Bayangan itu diungkapkan Suliswanto dalam intro pertunjukan, yang menyebut tentang sandyakala kesenian ludruk, sambil menyebut kesalahan pejabat serta masyarakat yang tak mau lagi nanggap ludruk. Namun, usai pentas, ia menyebutkan sebuah grup di Mojokerto sampai sekarang masih naik panggung 185 kali dalam setahun.
Seni rakyat
Tiga penampil dalam parade monolog ini sama-sama mengeluh tentang ”kekalahan” yang dialami seni pertunjukan rakyat di Jawa Timur. Fatimah (60), dalam intro lakon ”Sri Tanjung” mengudarasa (mengungkapkan perasaan) tentang nasib ketoprak—tempat dia selama 30 tahunan menjalani profesi—yang kini mengalami antiklimaks.
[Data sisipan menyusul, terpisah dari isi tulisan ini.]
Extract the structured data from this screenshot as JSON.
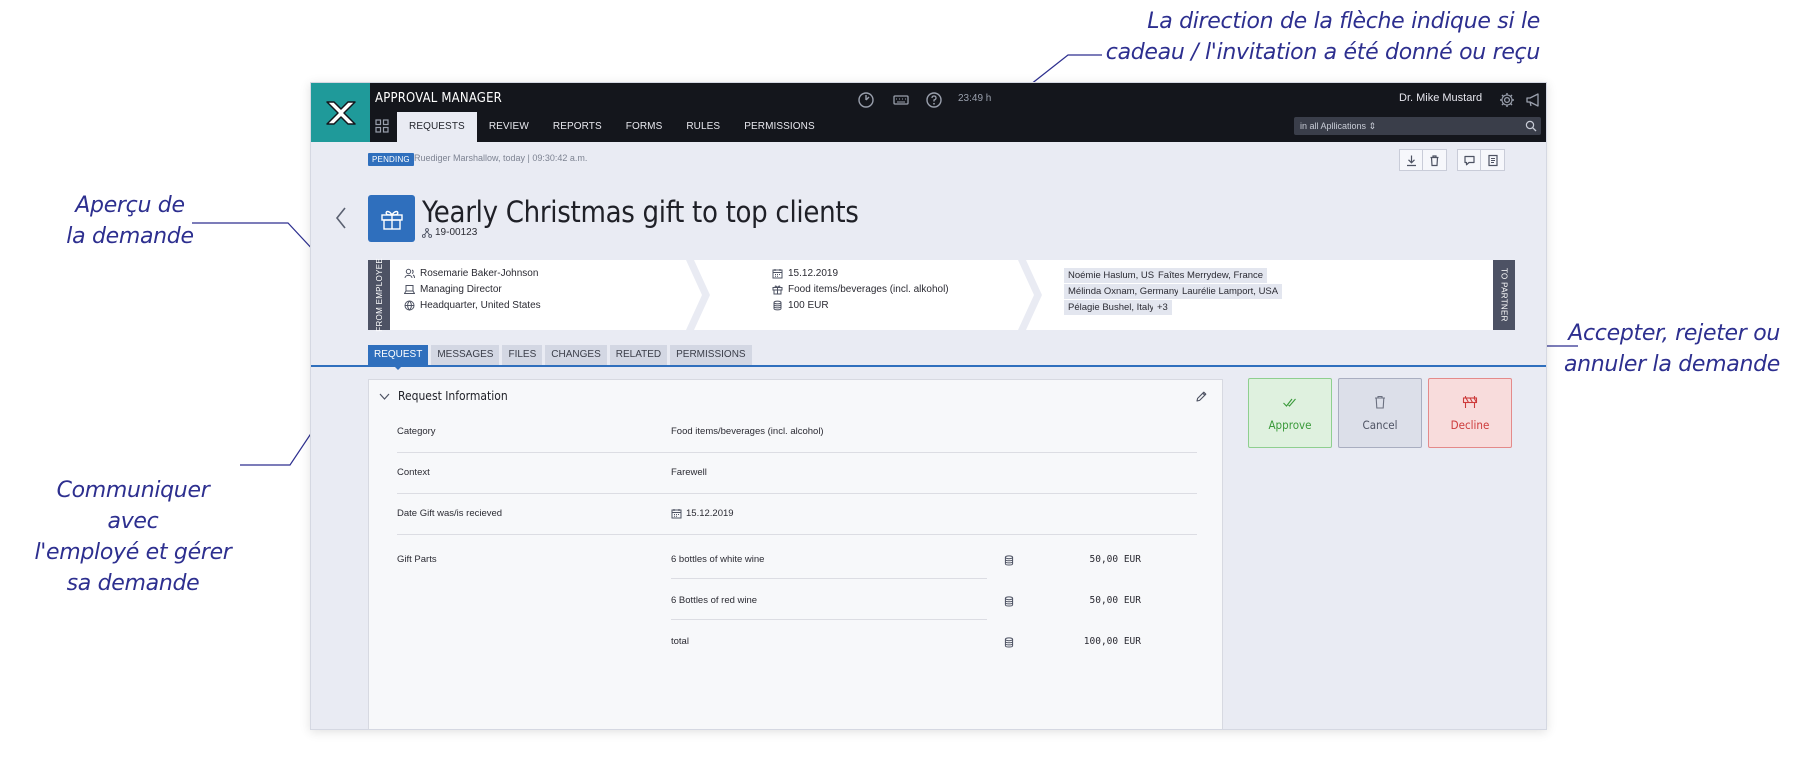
{
  "annotations": {
    "top": [
      "La direction de la flèche indique si le",
      "cadeau / l'invitation a été donné ou reçu"
    ],
    "preview": [
      "Aperçu de",
      "la demande"
    ],
    "communicate": [
      "Communiquer avec",
      "l'employé et gérer",
      "sa demande"
    ],
    "actions": [
      "Accepter, rejeter ou",
      "annuler la demande"
    ]
  },
  "header": {
    "app_title": "APPROVAL MANAGER",
    "nav": [
      "REQUESTS",
      "REVIEW",
      "REPORTS",
      "FORMS",
      "RULES",
      "PERMISSIONS"
    ],
    "active_nav": "REQUESTS",
    "time": "23:49 h",
    "user_name": "Dr. Mike Mustard",
    "search_placeholder": "in all Apllications ⇕"
  },
  "status": {
    "badge": "PENDING",
    "text": "Ruediger Marshallow, today | 09:30:42 a.m."
  },
  "request": {
    "title": "Yearly Christmas gift to top clients",
    "id": "19-00123"
  },
  "flow": {
    "from_label": "FROM EMPLOYEE",
    "to_label": "TO PARTNER",
    "employee": {
      "name": "Rosemarie Baker-Johnson",
      "role": "Managing Director",
      "location": "Headquarter, United States"
    },
    "gift": {
      "date": "15.12.2019",
      "category": "Food items/beverages (incl. alkohol)",
      "value": "100 EUR"
    },
    "partners": [
      "Noémie Haslum, USA",
      "Faîtes Merrydew, France",
      "Mélinda Oxnam, Germany",
      "Laurélie Lamport, USA",
      "Pélagie Bushel, Italy"
    ],
    "more": "+3"
  },
  "tabs": [
    "REQUEST",
    "MESSAGES",
    "FILES",
    "CHANGES",
    "RELATED",
    "PERMISSIONS"
  ],
  "active_tab": "REQUEST",
  "panel": {
    "title": "Request Information",
    "rows": {
      "category_label": "Category",
      "category_value": "Food items/beverages (incl. alcohol)",
      "context_label": "Context",
      "context_value": "Farewell",
      "date_label": "Date Gift was/is recieved",
      "date_value": "15.12.2019",
      "parts_label": "Gift Parts"
    },
    "parts": [
      {
        "name": "6 bottles of white wine",
        "amount": "50,00 EUR"
      },
      {
        "name": "6 Bottles of red wine",
        "amount": "50,00 EUR"
      },
      {
        "name": "total",
        "amount": "100,00 EUR"
      }
    ]
  },
  "actions": {
    "approve": "Approve",
    "cancel": "Cancel",
    "decline": "Decline"
  },
  "colors": {
    "accent": "#2f6fbd",
    "logo": "#1f9a9a",
    "topbar": "#14161c",
    "annotation": "#2d2f8f",
    "approve": "#3a9a3a",
    "decline": "#cd3b3b"
  }
}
Sementara Mastohir (64), yang pada 1966-2000 bergabung dalam Aneka Ria Srimulat, menjadi saksi kejayaan sekaligus ambruknya kelompok humor yang melahirkan banyak pelawak nasional ini.
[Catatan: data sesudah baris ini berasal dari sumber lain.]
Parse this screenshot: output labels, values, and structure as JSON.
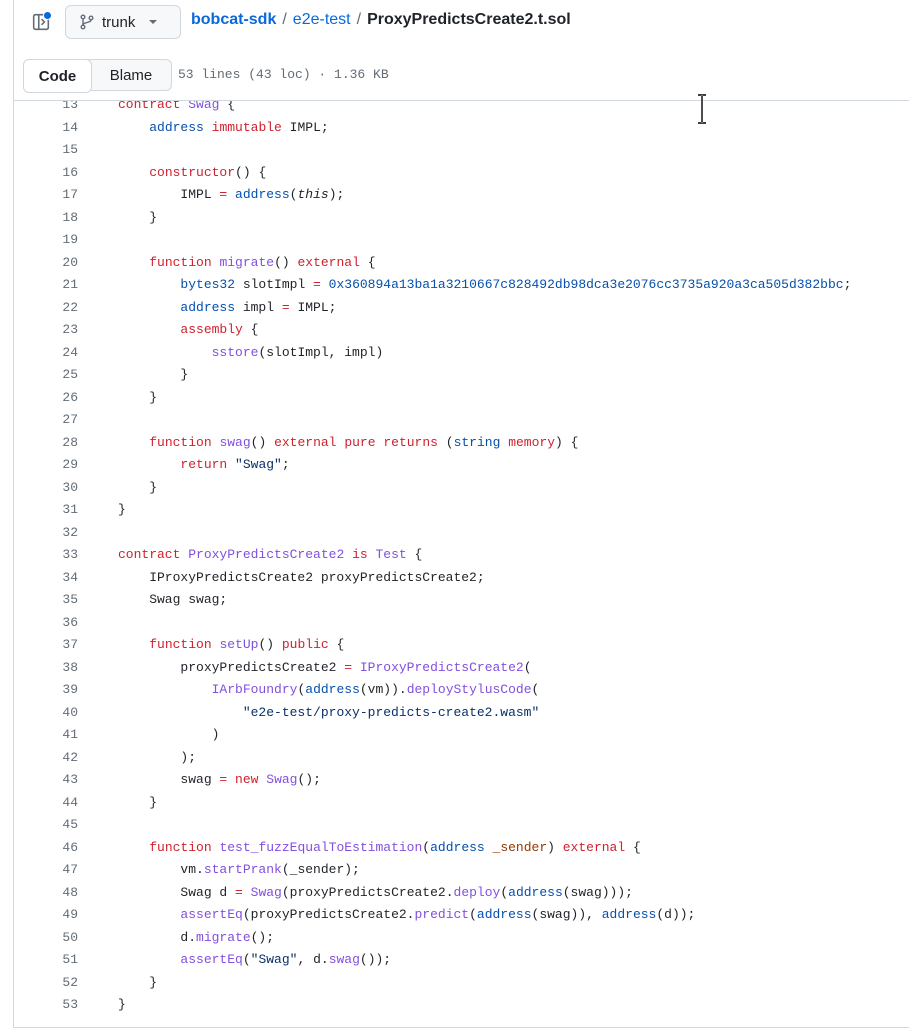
{
  "header": {
    "branch": "trunk",
    "breadcrumb": {
      "repo": "bobcat-sdk",
      "folder": "e2e-test",
      "file": "ProxyPredictsCreate2.t.sol",
      "separator": "/"
    }
  },
  "tabs": {
    "code": "Code",
    "blame": "Blame"
  },
  "file_info": "53 lines (43 loc) · 1.36 KB",
  "code": {
    "lines": [
      {
        "num": "13",
        "tokens": [
          {
            "t": "contract ",
            "c": "k"
          },
          {
            "t": "Swag",
            "c": "f"
          },
          {
            "t": " {",
            "c": ""
          }
        ]
      },
      {
        "num": "14",
        "tokens": [
          {
            "t": "    ",
            "c": ""
          },
          {
            "t": "address",
            "c": "t"
          },
          {
            "t": " ",
            "c": ""
          },
          {
            "t": "immutable",
            "c": "k"
          },
          {
            "t": " IMPL;",
            "c": ""
          }
        ]
      },
      {
        "num": "15",
        "tokens": []
      },
      {
        "num": "16",
        "tokens": [
          {
            "t": "    ",
            "c": ""
          },
          {
            "t": "constructor",
            "c": "k"
          },
          {
            "t": "() {",
            "c": ""
          }
        ]
      },
      {
        "num": "17",
        "tokens": [
          {
            "t": "        IMPL ",
            "c": ""
          },
          {
            "t": "=",
            "c": "k"
          },
          {
            "t": " ",
            "c": ""
          },
          {
            "t": "address",
            "c": "t"
          },
          {
            "t": "(",
            "c": ""
          },
          {
            "t": "this",
            "c": "i"
          },
          {
            "t": ");",
            "c": ""
          }
        ]
      },
      {
        "num": "18",
        "tokens": [
          {
            "t": "    }",
            "c": ""
          }
        ]
      },
      {
        "num": "19",
        "tokens": []
      },
      {
        "num": "20",
        "tokens": [
          {
            "t": "    ",
            "c": ""
          },
          {
            "t": "function",
            "c": "k"
          },
          {
            "t": " ",
            "c": ""
          },
          {
            "t": "migrate",
            "c": "f"
          },
          {
            "t": "() ",
            "c": ""
          },
          {
            "t": "external",
            "c": "k"
          },
          {
            "t": " {",
            "c": ""
          }
        ]
      },
      {
        "num": "21",
        "tokens": [
          {
            "t": "        ",
            "c": ""
          },
          {
            "t": "bytes32",
            "c": "t"
          },
          {
            "t": " slotImpl ",
            "c": ""
          },
          {
            "t": "=",
            "c": "k"
          },
          {
            "t": " ",
            "c": ""
          },
          {
            "t": "0x360894a13ba1a3210667c828492db98dca3e2076cc3735a920a3ca505d382bbc",
            "c": "n"
          },
          {
            "t": ";",
            "c": ""
          }
        ]
      },
      {
        "num": "22",
        "tokens": [
          {
            "t": "        ",
            "c": ""
          },
          {
            "t": "address",
            "c": "t"
          },
          {
            "t": " impl ",
            "c": ""
          },
          {
            "t": "=",
            "c": "k"
          },
          {
            "t": " IMPL;",
            "c": ""
          }
        ]
      },
      {
        "num": "23",
        "tokens": [
          {
            "t": "        ",
            "c": ""
          },
          {
            "t": "assembly",
            "c": "k"
          },
          {
            "t": " {",
            "c": ""
          }
        ]
      },
      {
        "num": "24",
        "tokens": [
          {
            "t": "            ",
            "c": ""
          },
          {
            "t": "sstore",
            "c": "f"
          },
          {
            "t": "(slotImpl, impl)",
            "c": ""
          }
        ]
      },
      {
        "num": "25",
        "tokens": [
          {
            "t": "        }",
            "c": ""
          }
        ]
      },
      {
        "num": "26",
        "tokens": [
          {
            "t": "    }",
            "c": ""
          }
        ]
      },
      {
        "num": "27",
        "tokens": []
      },
      {
        "num": "28",
        "tokens": [
          {
            "t": "    ",
            "c": ""
          },
          {
            "t": "function",
            "c": "k"
          },
          {
            "t": " ",
            "c": ""
          },
          {
            "t": "swag",
            "c": "f"
          },
          {
            "t": "() ",
            "c": ""
          },
          {
            "t": "external",
            "c": "k"
          },
          {
            "t": " ",
            "c": ""
          },
          {
            "t": "pure",
            "c": "k"
          },
          {
            "t": " ",
            "c": ""
          },
          {
            "t": "returns",
            "c": "k"
          },
          {
            "t": " (",
            "c": ""
          },
          {
            "t": "string",
            "c": "t"
          },
          {
            "t": " ",
            "c": ""
          },
          {
            "t": "memory",
            "c": "k"
          },
          {
            "t": ") {",
            "c": ""
          }
        ]
      },
      {
        "num": "29",
        "tokens": [
          {
            "t": "        ",
            "c": ""
          },
          {
            "t": "return",
            "c": "k"
          },
          {
            "t": " ",
            "c": ""
          },
          {
            "t": "\"Swag\"",
            "c": "s"
          },
          {
            "t": ";",
            "c": ""
          }
        ]
      },
      {
        "num": "30",
        "tokens": [
          {
            "t": "    }",
            "c": ""
          }
        ]
      },
      {
        "num": "31",
        "tokens": [
          {
            "t": "}",
            "c": ""
          }
        ]
      },
      {
        "num": "32",
        "tokens": []
      },
      {
        "num": "33",
        "tokens": [
          {
            "t": "contract ",
            "c": "k"
          },
          {
            "t": "ProxyPredictsCreate2",
            "c": "f"
          },
          {
            "t": " ",
            "c": ""
          },
          {
            "t": "is",
            "c": "k"
          },
          {
            "t": " ",
            "c": ""
          },
          {
            "t": "Test",
            "c": "f"
          },
          {
            "t": " {",
            "c": ""
          }
        ]
      },
      {
        "num": "34",
        "tokens": [
          {
            "t": "    IProxyPredictsCreate2 proxyPredictsCreate2;",
            "c": ""
          }
        ]
      },
      {
        "num": "35",
        "tokens": [
          {
            "t": "    Swag swag;",
            "c": ""
          }
        ]
      },
      {
        "num": "36",
        "tokens": []
      },
      {
        "num": "37",
        "tokens": [
          {
            "t": "    ",
            "c": ""
          },
          {
            "t": "function",
            "c": "k"
          },
          {
            "t": " ",
            "c": ""
          },
          {
            "t": "setUp",
            "c": "f"
          },
          {
            "t": "() ",
            "c": ""
          },
          {
            "t": "public",
            "c": "k"
          },
          {
            "t": " {",
            "c": ""
          }
        ]
      },
      {
        "num": "38",
        "tokens": [
          {
            "t": "        proxyPredictsCreate2 ",
            "c": ""
          },
          {
            "t": "=",
            "c": "k"
          },
          {
            "t": " ",
            "c": ""
          },
          {
            "t": "IProxyPredictsCreate2",
            "c": "f"
          },
          {
            "t": "(",
            "c": ""
          }
        ]
      },
      {
        "num": "39",
        "tokens": [
          {
            "t": "            ",
            "c": ""
          },
          {
            "t": "IArbFoundry",
            "c": "f"
          },
          {
            "t": "(",
            "c": ""
          },
          {
            "t": "address",
            "c": "t"
          },
          {
            "t": "(vm)).",
            "c": ""
          },
          {
            "t": "deployStylusCode",
            "c": "f"
          },
          {
            "t": "(",
            "c": ""
          }
        ]
      },
      {
        "num": "40",
        "tokens": [
          {
            "t": "                ",
            "c": ""
          },
          {
            "t": "\"e2e-test/proxy-predicts-create2.wasm\"",
            "c": "s"
          }
        ]
      },
      {
        "num": "41",
        "tokens": [
          {
            "t": "            )",
            "c": ""
          }
        ]
      },
      {
        "num": "42",
        "tokens": [
          {
            "t": "        );",
            "c": ""
          }
        ]
      },
      {
        "num": "43",
        "tokens": [
          {
            "t": "        swag ",
            "c": ""
          },
          {
            "t": "=",
            "c": "k"
          },
          {
            "t": " ",
            "c": ""
          },
          {
            "t": "new",
            "c": "k"
          },
          {
            "t": " ",
            "c": ""
          },
          {
            "t": "Swag",
            "c": "f"
          },
          {
            "t": "();",
            "c": ""
          }
        ]
      },
      {
        "num": "44",
        "tokens": [
          {
            "t": "    }",
            "c": ""
          }
        ]
      },
      {
        "num": "45",
        "tokens": []
      },
      {
        "num": "46",
        "tokens": [
          {
            "t": "    ",
            "c": ""
          },
          {
            "t": "function",
            "c": "k"
          },
          {
            "t": " ",
            "c": ""
          },
          {
            "t": "test_fuzzEqualToEstimation",
            "c": "f"
          },
          {
            "t": "(",
            "c": ""
          },
          {
            "t": "address",
            "c": "t"
          },
          {
            "t": " ",
            "c": ""
          },
          {
            "t": "_sender",
            "c": "v"
          },
          {
            "t": ") ",
            "c": ""
          },
          {
            "t": "external",
            "c": "k"
          },
          {
            "t": " {",
            "c": ""
          }
        ]
      },
      {
        "num": "47",
        "tokens": [
          {
            "t": "        vm.",
            "c": ""
          },
          {
            "t": "startPrank",
            "c": "f"
          },
          {
            "t": "(_sender);",
            "c": ""
          }
        ]
      },
      {
        "num": "48",
        "tokens": [
          {
            "t": "        Swag d ",
            "c": ""
          },
          {
            "t": "=",
            "c": "k"
          },
          {
            "t": " ",
            "c": ""
          },
          {
            "t": "Swag",
            "c": "f"
          },
          {
            "t": "(proxyPredictsCreate2.",
            "c": ""
          },
          {
            "t": "deploy",
            "c": "f"
          },
          {
            "t": "(",
            "c": ""
          },
          {
            "t": "address",
            "c": "t"
          },
          {
            "t": "(swag)));",
            "c": ""
          }
        ]
      },
      {
        "num": "49",
        "tokens": [
          {
            "t": "        ",
            "c": ""
          },
          {
            "t": "assertEq",
            "c": "f"
          },
          {
            "t": "(proxyPredictsCreate2.",
            "c": ""
          },
          {
            "t": "predict",
            "c": "f"
          },
          {
            "t": "(",
            "c": ""
          },
          {
            "t": "address",
            "c": "t"
          },
          {
            "t": "(swag)), ",
            "c": ""
          },
          {
            "t": "address",
            "c": "t"
          },
          {
            "t": "(d));",
            "c": ""
          }
        ]
      },
      {
        "num": "50",
        "tokens": [
          {
            "t": "        d.",
            "c": ""
          },
          {
            "t": "migrate",
            "c": "f"
          },
          {
            "t": "();",
            "c": ""
          }
        ]
      },
      {
        "num": "51",
        "tokens": [
          {
            "t": "        ",
            "c": ""
          },
          {
            "t": "assertEq",
            "c": "f"
          },
          {
            "t": "(",
            "c": ""
          },
          {
            "t": "\"Swag\"",
            "c": "s"
          },
          {
            "t": ", d.",
            "c": ""
          },
          {
            "t": "swag",
            "c": "f"
          },
          {
            "t": "());",
            "c": ""
          }
        ]
      },
      {
        "num": "52",
        "tokens": [
          {
            "t": "    }",
            "c": ""
          }
        ]
      },
      {
        "num": "53",
        "tokens": [
          {
            "t": "}",
            "c": ""
          }
        ]
      }
    ]
  }
}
Kalau Fatimah menampilkan ”Sri Tanjung” dengan gaya ketoprak konvensional, Mastohir lewat ”Jokasmo” mengangkat naskah karya Anton Chekov, ”Nyanyian Angsa,” yang modern. Begitu pun, pendekatan Mastohir lebih pada ”gaya Srimulat”.
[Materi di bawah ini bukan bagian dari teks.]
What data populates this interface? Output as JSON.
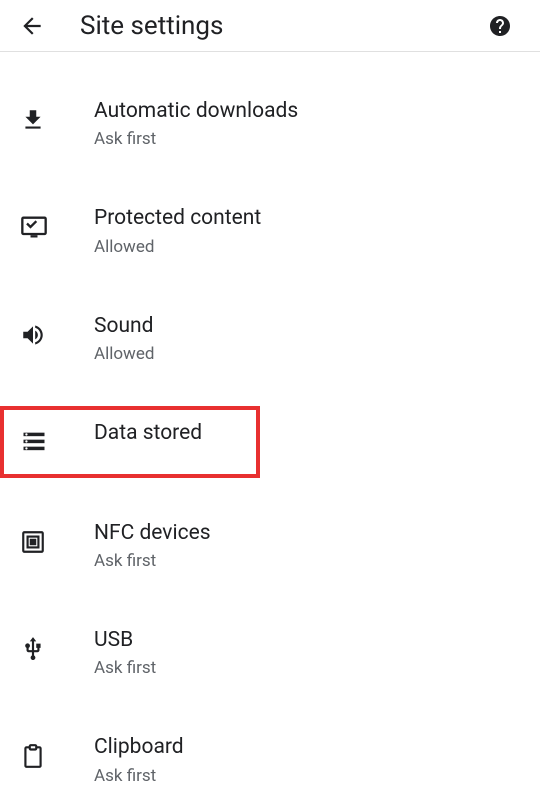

Lakon ini mengisahkan tentang seorang pemain gaek sebuah grup sandiwara, yang dianalogikan sebagai perjalanan kelompok Srimulat. Mastohir, yang di panggung Srimulat dikenal sebagai pemeran Drakula, menirukan tingkah polah beberapa pemain Srimulat yang pernah terkenal di panggung nasional.
Sementara Multato (62), lewat ”Maling”, memilih pada pendekatan teks. Repertoar karya Julius Syiramanual ini mengisahkan riwayat seorang mantan maling. Pemeran maling mengibaratkan hidup sekarang juga penuh oleh ”maling”. Multato tampil dengan akting ”realis” yang terjaga, setting dekor, denting gitar, dan alunan vokal ”Love Story” yang romantis.
Gelar Monolog ini menyadarkan kita tentang keberadaan teater, terutama yang mengandalkan pada kekuatan akting. Monolog adalah media yang mewadahi kesetiaan sekaligus pertaruhan pemain pada akting, karena di dalamnya ia menjadi titik pusat pertunjukan. Suroto S Toto dalam ”Suami” memperlihatkan ketidakmatangan, baik naskah maupun aktingnya. Sementara Thomas Haryanto Soekiran tampil kelewat bersemangat dalam ”Semar”, dan aktingnya mengingatkan kita pada gaya Rendra.
Monolog niscaya juga menjadi saksi zaman. Suliswanto di ujung repertoarnya menggugat ketidakadilan yang menimpa kesenian ludruk. Kehancuran ludruk, kata dia, ketika kepadanya dicapkan stigma ”PKI”. Sementara, Mastohir secara arif melihat masyarakat telah berubah. Zaman modern menawarkan lebih banyak pilihan hiburan sehingga masyarakat tak bisa ”digiring” harus datang ke THR Surabaya untuk menonton Srimulat.
”Saya menyaksikan satu per satu pertunjukan tradisional—Srimulat, wayang, ludruk—di THR rontok. Hanya tinggal saya sendirian, jadi mbaureksa (penjaga) di sana,” kata Mastohir yang kini memilih bergiat dalam pertunjukan teater modern.